This programme closes with a very special film by another NFB based animator, Norwegian born Torill Kove. Although she trained in Canada and has lived there since 1982, she has maintained close links with her homeland. Her 2007 film, The Danish Poet, which took out an Academy Award, was a co-production tapping resources from Mikrofilm AS in Norway and the National Film Board of Canada. Her new film Me And My Moulton repeats and builds on this co-production relationship to great effect.
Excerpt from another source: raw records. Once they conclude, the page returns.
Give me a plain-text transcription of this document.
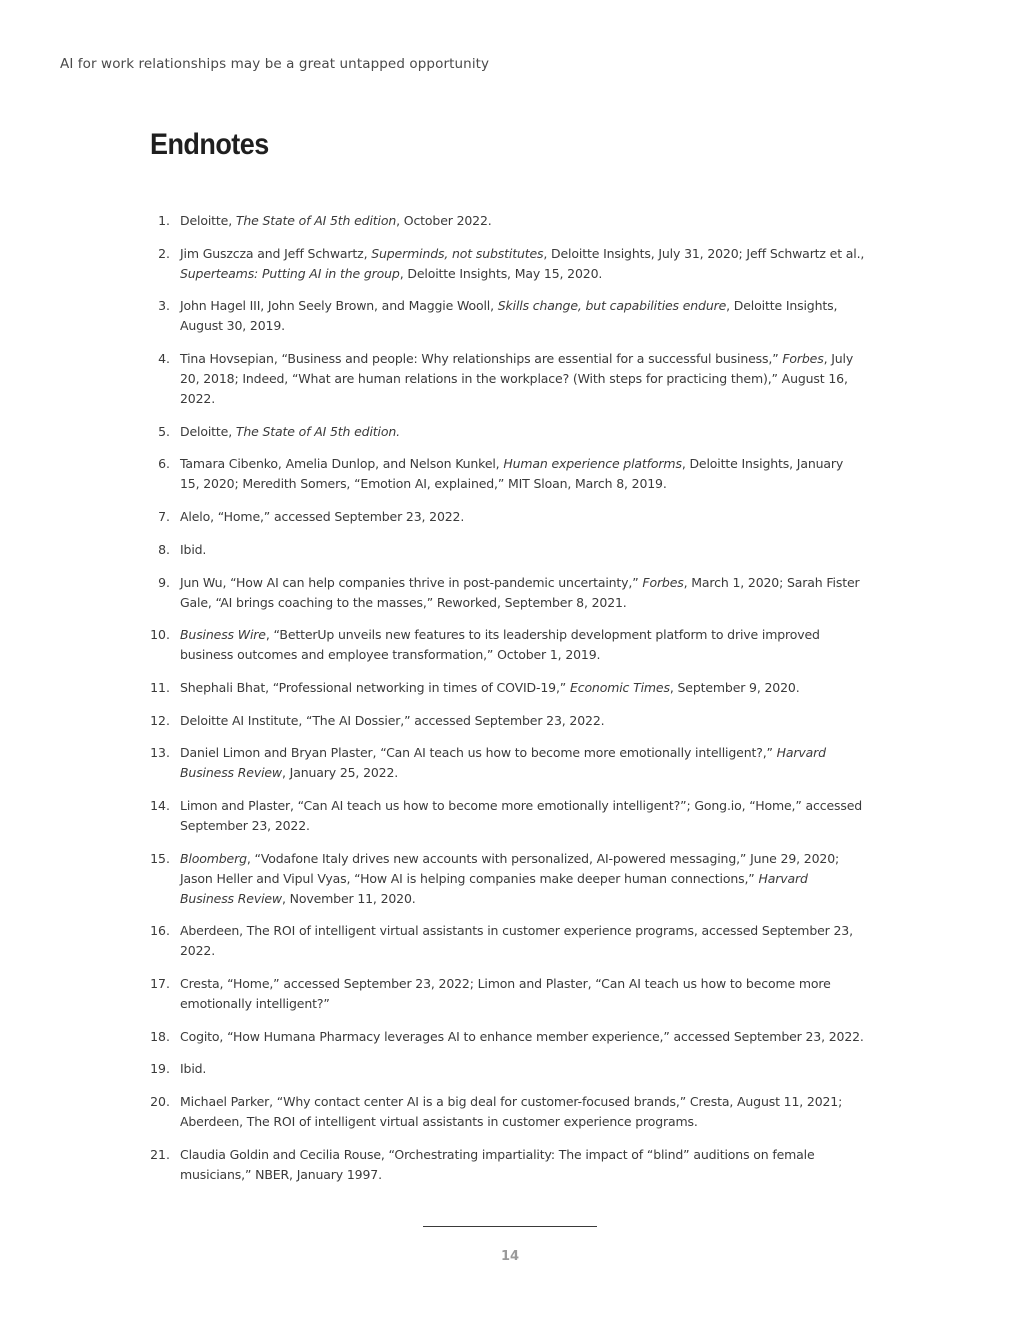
AI for work relationships may be a great untapped opportunity
Endnotes
1. Deloitte, The State of AI 5th edition, October 2022.
2. Jim Guszcza and Jeff Schwartz, Superminds, not substitutes, Deloitte Insights, July 31, 2020; Jeff Schwartz et al., Superteams: Putting AI in the group, Deloitte Insights, May 15, 2020.
3. John Hagel III, John Seely Brown, and Maggie Wooll, Skills change, but capabilities endure, Deloitte Insights, August 30, 2019.
4. Tina Hovsepian, “Business and people: Why relationships are essential for a successful business,” Forbes, July 20, 2018; Indeed, “What are human relations in the workplace? (With steps for practicing them),” August 16, 2022.
5. Deloitte, The State of AI 5th edition.
6. Tamara Cibenko, Amelia Dunlop, and Nelson Kunkel, Human experience platforms, Deloitte Insights, January 15, 2020; Meredith Somers, “Emotion AI, explained,” MIT Sloan, March 8, 2019.
7. Alelo, “Home,” accessed September 23, 2022.
8. Ibid.
9. Jun Wu, “How AI can help companies thrive in post-pandemic uncertainty,” Forbes, March 1, 2020; Sarah Fister Gale, “AI brings coaching to the masses,” Reworked, September 8, 2021.
10. Business Wire, “BetterUp unveils new features to its leadership development platform to drive improved business outcomes and employee transformation,” October 1, 2019.
11. Shephali Bhat, “Professional networking in times of COVID-19,” Economic Times, September 9, 2020.
12. Deloitte AI Institute, “The AI Dossier,” accessed September 23, 2022.
13. Daniel Limon and Bryan Plaster, “Can AI teach us how to become more emotionally intelligent?,” Harvard Business Review, January 25, 2022.
14. Limon and Plaster, “Can AI teach us how to become more emotionally intelligent?”; Gong.io, “Home,” accessed September 23, 2022.
15. Bloomberg, “Vodafone Italy drives new accounts with personalized, AI-powered messaging,” June 29, 2020; Jason Heller and Vipul Vyas, “How AI is helping companies make deeper human connections,” Harvard Business Review, November 11, 2020.
16. Aberdeen, The ROI of intelligent virtual assistants in customer experience programs, accessed September 23, 2022.
17. Cresta, “Home,” accessed September 23, 2022; Limon and Plaster, “Can AI teach us how to become more emotionally intelligent?”
18. Cogito, “How Humana Pharmacy leverages AI to enhance member experience,” accessed September 23, 2022.
19. Ibid.
20. Michael Parker, “Why contact center AI is a big deal for customer-focused brands,” Cresta, August 11, 2021; Aberdeen, The ROI of intelligent virtual assistants in customer experience programs.
21. Claudia Goldin and Cecilia Rouse, “Orchestrating impartiality: The impact of “blind” auditions on female musicians,” NBER, January 1997.
14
Partly autobiographical, Kove says her film is more about how people choreograph their relationships. Even in the most intimate of relationships she knows that people often give each other presents they don’t really want, such as the surprise 40th birthday party she organised for her husband. Kove also recalls being given a Moulton bike – a distinct type of bicycle created by design genius, Dr Moulton – by her two architect parents when she was a kid and remembers not being sure what to make of it.
“I had never seen a bike like that before”, she told a festival audience last year. “The only other guy in town with a bike like that was the village weirdo”.
It is worth noting that this film was one of the last to be completed by one of the NFB’s most accomplished, enduring and likeable producers, Marcy Page. Page has been responsible for guiding many of the NFB films we have shown here throughout LIAF’s history and for many years before that. She joins her partner Normand Roger (responsible for some of the finest soundtracks ever laid onto animated films) in retirement and this seems an opportune moment for all of us here at LIAF Central to wish them both the very, very best for their future. The Irreplaceables!